What ‘structures’ actually control a company? Is there real accounting transparency, diversity and clear ethical practice? Does the structure recruit and retain the best workforce – and might it over-remunerate or compensate in order to dismiss people involved in bad practice?
Business standards and giving back
It is expected today that a company is aware of its carbon footprint. It should not abuse its workforce, but look after them to at least a reasonable level. It is also expected that a proportion of profit is ‘given back’ to help projects that benefit society and the environment. It is, of course, expected that a business is governed well – and that each ESG element is both important and interdependent.
ESG: Regulations and Reporting
There is already mandatory ESG reporting for all publicly quoted companies in the UK. In addition, private companies and limited liability partnerships with more than 500 employees and turnover greater than £500M must also report. A third of all professionally managed assets are now believed to be subject to ESG criteria.
There is a sense that in the past things that were bad for people or the planet could be hidden. ESG reporting cannot be covered by fluffy words in an end of year report. It requires concrete and verifiable figures and facts accompanied by an actual score.
Companies must already report on:
- Energy Use
- Greenhouse Gas
- Gender Pay Gap
- Modern Slavery
Who Cares About Your ESG?
A lot of organisations, employees and customers care about how a business is run, as well as its impact on people and the environment. Through social media and other channels there is also easy access to information. Doing the right thing now is far less costly than the damage (monetarily or through reputation) of being found to have acted inappropriately later.
Investors and asset managers
Regulations and mandatory reporting for ESG are set to grow. If reporting on your ESG is non-existent, or isn’t based on truth, this makes you a risk if you’re found out. There are plenty of interested parties and agencies who will fact check and look for greenwashing. On top of that, asset managers are already linking ESG ratings to profits, so not taking ESG seriously now can affect future investment, or even the removal of current investment.
The public pound
Bad press, whether based on perception or fact, spreads quickly across news and social media. Increasingly there is reluctance to support a business that doesn’t show diligence; care about its code of conduct with its employees; or ignore its effect on the environment. This is especially true (but not exclusive to) millennials and Generation Z investors and consumers. It is certainly a growing trend across society.
Your future employees
Employees want fair pay, good working conditions and opportunities to progress. They are also prefer to work for employers with similar ESG beliefs and aspirations and are less likely to stay with those that don’t. If you are recognised as setting high standards with ESG, you will encourage a larger pool of well-qualified potential employees from which to choose– and who will want to stay with you.
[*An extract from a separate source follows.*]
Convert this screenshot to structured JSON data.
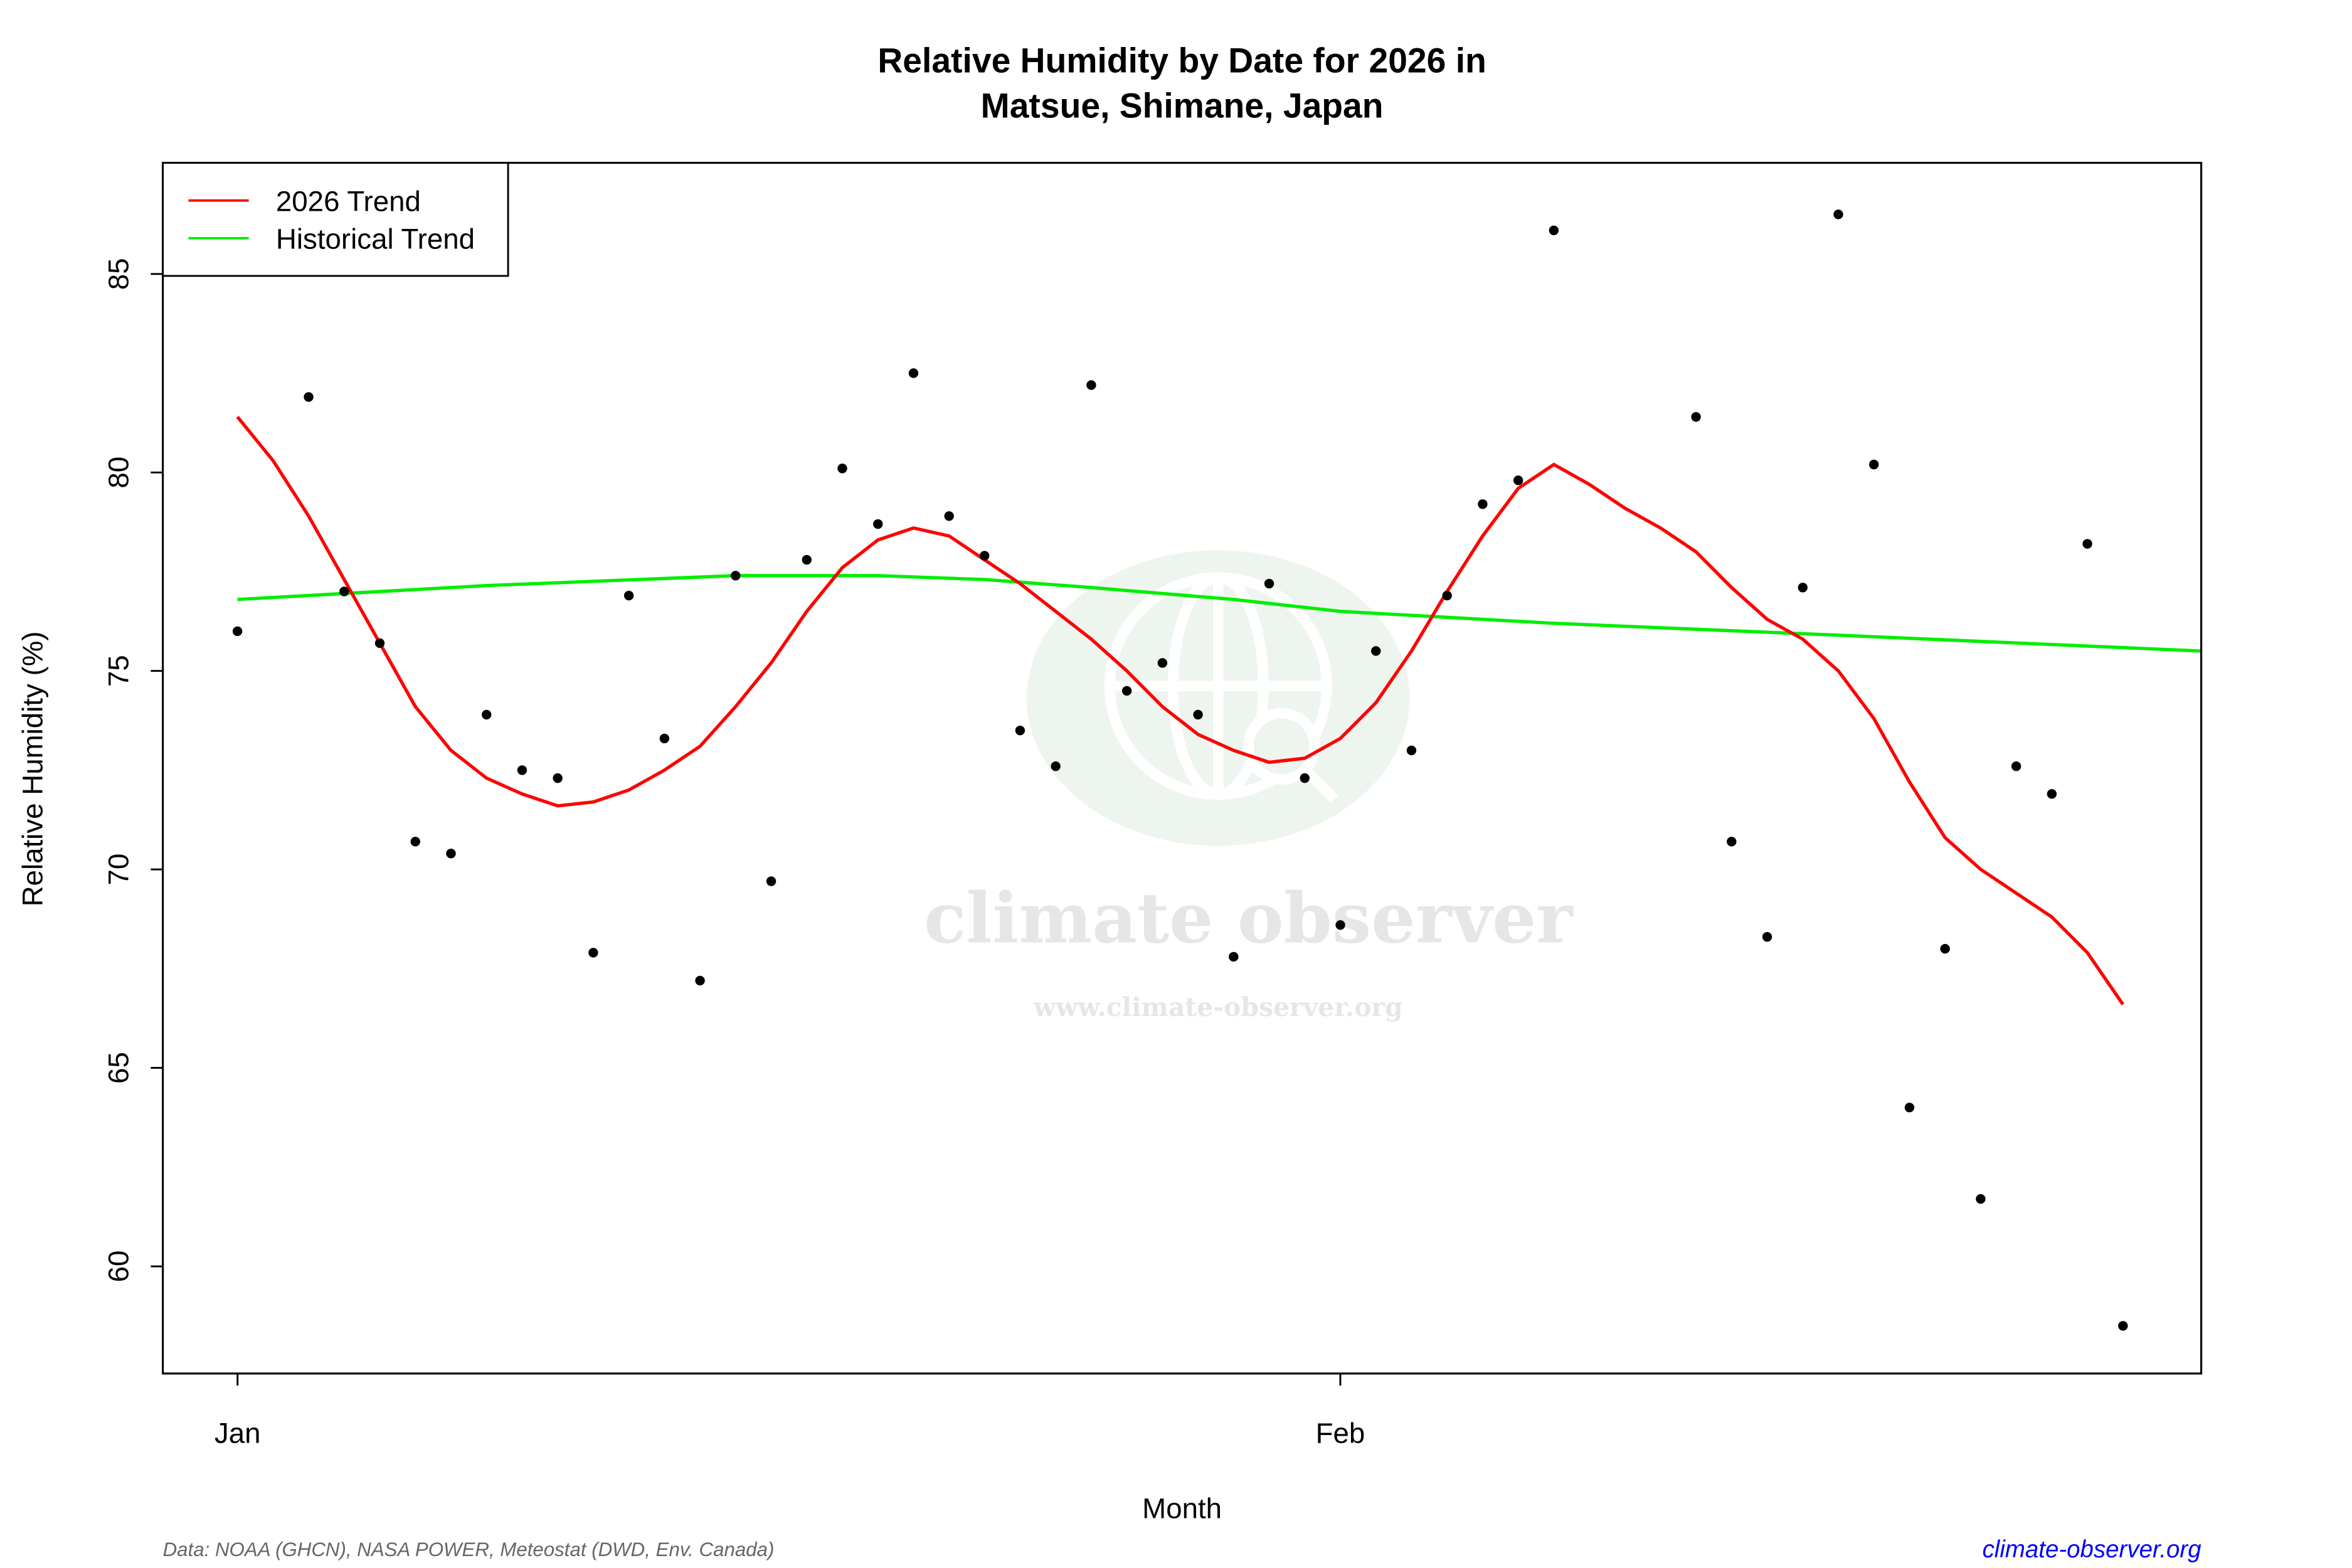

Statutory law and private litigation
As well as statutory reporting, governments are employing ESG regulatory measures that target businesses with ineffective ESG management. In addition, legislation in this area is expected to increase. Private individuals and public interest groups could also file against company directors and financial institutions if they perceive wrong doing in business practices. In either case there is a negative impact.